Biodiversité

Pingouin ou manchot ? Vous ne pourrez plus dire que vous ne saviez pas

Chaque 25 avril, les ONG environnementales célèbrent le «world penguin day», soit la journée mondiale des manchots. Des espèces pour la plupart menacées par le changement climatique, à ne pas confondre avec leurs lointains sosies les pingouins.
par Florian Bardou
publié le 25 avril 2017 à 18h47
(mis à jour le 26 avril 2017 à 18h51)

Si vous scrutez attentivement les réseaux sociaux, notamment dans leur version anglaise, cela ne vous aura probablement pas échappé : ce mardi, il y avait des petits pingou… pardon des petits manchots partout sur le web. En effet, depuis plusieurs années, chaque 25 avril (mais aussi chaque 20 janvier comme le rappelle le National geographic), les ONG de protection de la biodiversité célèbrent le «World Penguin Day». L’objectif de cette journée mondiale du manchot est, outre de fêter la bestiole, d’attirer l’attention sur les menaces, comme le changement climatique, qui pèsent sur ses populations, dans l’hémisphère sud.

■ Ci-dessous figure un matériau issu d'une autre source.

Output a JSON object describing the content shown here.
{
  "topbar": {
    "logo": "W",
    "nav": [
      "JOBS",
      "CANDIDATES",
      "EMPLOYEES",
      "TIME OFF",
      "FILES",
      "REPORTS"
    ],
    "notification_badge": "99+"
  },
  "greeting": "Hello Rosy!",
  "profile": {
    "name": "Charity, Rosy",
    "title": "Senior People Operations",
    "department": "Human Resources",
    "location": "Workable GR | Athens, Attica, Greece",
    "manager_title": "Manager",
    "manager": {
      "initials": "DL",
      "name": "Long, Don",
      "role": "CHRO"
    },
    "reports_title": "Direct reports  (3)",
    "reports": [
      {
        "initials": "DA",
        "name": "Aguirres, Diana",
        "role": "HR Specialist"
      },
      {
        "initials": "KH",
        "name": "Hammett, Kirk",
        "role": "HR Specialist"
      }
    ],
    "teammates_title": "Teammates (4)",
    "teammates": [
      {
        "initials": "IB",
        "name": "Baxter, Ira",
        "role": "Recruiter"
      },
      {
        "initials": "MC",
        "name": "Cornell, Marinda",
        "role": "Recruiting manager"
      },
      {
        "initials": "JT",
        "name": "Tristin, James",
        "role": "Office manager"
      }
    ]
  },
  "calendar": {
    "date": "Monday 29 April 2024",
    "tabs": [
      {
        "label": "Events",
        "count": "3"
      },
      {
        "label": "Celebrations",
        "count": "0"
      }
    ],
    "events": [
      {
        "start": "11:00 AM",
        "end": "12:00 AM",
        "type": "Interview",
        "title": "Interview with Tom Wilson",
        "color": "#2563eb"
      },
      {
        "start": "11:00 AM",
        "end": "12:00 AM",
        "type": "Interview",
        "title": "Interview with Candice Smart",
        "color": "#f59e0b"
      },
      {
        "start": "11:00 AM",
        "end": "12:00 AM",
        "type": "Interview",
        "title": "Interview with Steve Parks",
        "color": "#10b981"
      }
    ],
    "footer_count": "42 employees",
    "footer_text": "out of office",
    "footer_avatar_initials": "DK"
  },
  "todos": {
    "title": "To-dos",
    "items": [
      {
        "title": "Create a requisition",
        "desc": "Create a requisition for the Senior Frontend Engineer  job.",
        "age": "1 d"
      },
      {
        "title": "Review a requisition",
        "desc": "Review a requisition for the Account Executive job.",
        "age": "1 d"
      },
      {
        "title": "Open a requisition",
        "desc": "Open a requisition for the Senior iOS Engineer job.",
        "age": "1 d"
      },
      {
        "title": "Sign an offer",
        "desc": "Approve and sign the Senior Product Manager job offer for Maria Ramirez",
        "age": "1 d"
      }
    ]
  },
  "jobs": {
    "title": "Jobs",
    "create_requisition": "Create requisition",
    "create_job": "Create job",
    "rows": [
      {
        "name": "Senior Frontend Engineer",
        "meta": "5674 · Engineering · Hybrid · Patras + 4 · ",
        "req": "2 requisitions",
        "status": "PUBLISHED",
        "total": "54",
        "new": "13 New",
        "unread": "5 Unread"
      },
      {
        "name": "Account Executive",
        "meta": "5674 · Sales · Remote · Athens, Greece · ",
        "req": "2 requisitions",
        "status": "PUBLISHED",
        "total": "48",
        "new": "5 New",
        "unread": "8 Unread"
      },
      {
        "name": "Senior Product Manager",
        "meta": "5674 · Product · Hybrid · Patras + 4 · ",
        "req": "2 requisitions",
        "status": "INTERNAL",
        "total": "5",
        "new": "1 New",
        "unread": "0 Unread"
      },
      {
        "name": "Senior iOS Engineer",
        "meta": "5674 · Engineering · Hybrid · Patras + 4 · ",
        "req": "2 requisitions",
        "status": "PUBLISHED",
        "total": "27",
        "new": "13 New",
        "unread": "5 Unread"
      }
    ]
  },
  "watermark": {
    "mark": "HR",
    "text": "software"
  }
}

Un préalable, avant d'aller plus en profondeur. Contrairement à ce que laisse penser une traduction papier-calque de l'anglais, les manchots ne sont pas des pingouins (et vice-versa). «La confusion vient de la traduction des termes entre l'anglais et le français», souligne une bonne fois pour toutes Jérôme Fuchs, chercheur associé au Muséum national d'histoire naturelle (MNHN). Autre source de méprise selon ce spécialiste de phylogénie des oiseaux : «Leurs modes de chasses par plongeon sont similaires et ils se ressemblent morphologiquement.»

Espèces «quasi menacées»

Pourtant, malgré les apparences, on a bien affaire à deux familles d'oiseaux distinctes. D'un côté, les pingouins («auk», en anglais), représentants de la vingtaine d'espèces d'alcidés aux côtés des macareux et des guillemots, qui peuplent les côtes de l'Atlantique nord et de l'Arctique. De l'autre donc, les 23 espèces de manchots, de la famille des sphénicidés, qui ont colonisé l'Antarctique et les terres australes de l'Argentine à la Nouvelle-Zélande. Les ancêtres des premiers seraient apparus il y a 30 à 35 millions d'années tandis que ceux des seconds seraient bien plus vieux, après avoir divergé de l'ordre des procellariiformes (albatros, pétrel, puffin) il y a 60 à 65 millions d'années. «Les manchots ne volent pas alors que les pingouins sont capables de vol», complète par ailleurs Jérôme Fuchs, du Muséum national d'histoire naturelle. On n'est pas loin des sept différences.

En revanche, les alcidés et les deux tiers des espèces de sphénisciformes ont un (triste) point commun : le fait d’être classées comme des espèces «quasi menacées» sur la liste rouge de l’Union internationale pour la conservation de la nature (UICN). Publiée en 2014, une étude dont s’est fait l’écho la revue Nature indique par exemple que les colonies de manchots empereur, comme les colonies de manchots d’Adélie, pourraient perdre 60% de leurs effectifs d’ici à la fin du siècle. Et ce rien que pour la seule Antarctique où résident environ 12 millions de manchots (toutes espèces confondues).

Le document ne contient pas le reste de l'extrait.